Per Salvo gli anni a cavallo tra il 1969 e i primi ‘70 rappresentano il momento dell'affermazione della propria identità e l’assunzione del proprio Ego a soggetto di riferimento e di celebrazione del sé attraverso un processo di autostoricizzazione venato d’ironia. Fino al 1972 circa, lavori fotografici di matrice concettuale si alternano alle lapidi e ai ricami caratterizzati da iscrizioni di parole e frasi. Attorno al 1973 Salvo, noto per la sua memoria prodigiosa e il suo sapere enciclopedico, vira verso una pittura figurativa intrisa di riferimenti alla storia dell’arte, scelta del tutto insolita in quella stagione di concettualismo dominante.

Sia Boetti sia Salvo si interrogano dunque, pur con accezioni e modalità diverse, sulla rappresentazione del sé, sulla loro identità di individui e di artisti mantenendo sempre fisso lo sguardo sulla complessità del reale (Boetti) e sul mistero dell’arte (Salvo). Nelle prime sezioni il percorso espositivo si articola in capitoli quali “Immagine del sé”, “Fare frasi”, “Tautologie”, “Pensare il tempo” e “Mappe”, in cui le opere dei due artisti dialogano direttamente.

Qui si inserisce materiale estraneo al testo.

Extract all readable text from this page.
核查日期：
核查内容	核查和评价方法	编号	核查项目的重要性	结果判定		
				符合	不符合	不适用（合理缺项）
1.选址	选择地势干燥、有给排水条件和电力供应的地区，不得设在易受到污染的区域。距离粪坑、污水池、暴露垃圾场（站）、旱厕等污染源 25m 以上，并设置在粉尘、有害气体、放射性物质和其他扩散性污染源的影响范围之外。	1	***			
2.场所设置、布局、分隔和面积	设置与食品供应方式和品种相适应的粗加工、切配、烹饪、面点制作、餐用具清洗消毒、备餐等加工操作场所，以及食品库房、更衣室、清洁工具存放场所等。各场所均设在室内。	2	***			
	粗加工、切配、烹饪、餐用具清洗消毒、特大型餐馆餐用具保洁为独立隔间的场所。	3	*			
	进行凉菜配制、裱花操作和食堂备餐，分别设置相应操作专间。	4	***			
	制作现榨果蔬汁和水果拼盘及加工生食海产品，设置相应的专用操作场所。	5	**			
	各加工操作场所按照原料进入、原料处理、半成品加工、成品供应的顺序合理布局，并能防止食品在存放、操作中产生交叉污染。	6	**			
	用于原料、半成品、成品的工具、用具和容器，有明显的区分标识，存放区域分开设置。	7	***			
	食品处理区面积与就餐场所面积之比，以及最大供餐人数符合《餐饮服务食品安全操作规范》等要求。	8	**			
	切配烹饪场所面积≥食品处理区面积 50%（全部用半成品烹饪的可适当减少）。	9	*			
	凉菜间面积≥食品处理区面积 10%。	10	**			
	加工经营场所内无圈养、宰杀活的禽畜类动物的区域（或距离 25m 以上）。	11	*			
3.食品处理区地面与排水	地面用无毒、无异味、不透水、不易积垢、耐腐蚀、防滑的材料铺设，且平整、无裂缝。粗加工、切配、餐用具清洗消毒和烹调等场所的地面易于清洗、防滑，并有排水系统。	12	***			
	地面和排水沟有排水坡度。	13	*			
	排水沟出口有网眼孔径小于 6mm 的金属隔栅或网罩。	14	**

La seconda parte della mostra, dal titolo “Infinita varietà del tutto”, mette a fuoco, invece, gli sviluppi successivi delle rispettive ricerche condotte ormai in modo completamente autonomo, l’allestimento tiene conto, dunque, della progressiva distanza venutasi a creare tra i due artisti. A partire dal 1972, anno del trasferimento di Boetti a Roma, rimane tra i due artisti una comune adesione a temi quali l’identità, il viaggio o la morte, ma è la concezione stessa della superficie bidimensionale nell’uno e della pittura nell’altro a dividerli irrimediabilmente. Salvo, da metà degli anni Settanta, si dedica al mezzo pittorico in modo totalizzante, mentre Boetti si orienta, sebbene non esclusivamente, verso la pratica concettuale della proliferazione e della delega assegnando cioè ad assistenti, collaboratori e artigiani, a volte a lui sconosciuti, la realizzazione delle opere, spesso concepite in serie, cicli o varianti. Entrambi aprono la strada a una molteplicità di linguaggi e tecniche offrendo un fondamentale contributo alla riflessione concettuale degli anni ‘60 e ‘70 del Novecento. Boetti e Salvo rimangono ancora oggi figure di riferimento per le generazioni di artisti postconcettuali del ventunesimo secolo.

Agata Boetti, dell’Archivio Alighiero Boetti, e Norma Mangione con Cristina Tuarivoli, dell’Archivio Salvo, hanno svolto un ruolo essenziale nella preparazione della mostra. Le preziose informazioni e i materiali, talvolta inediti, generosamente messi a disposizione hanno costituito un valore fondamentale per il progetto espositivo.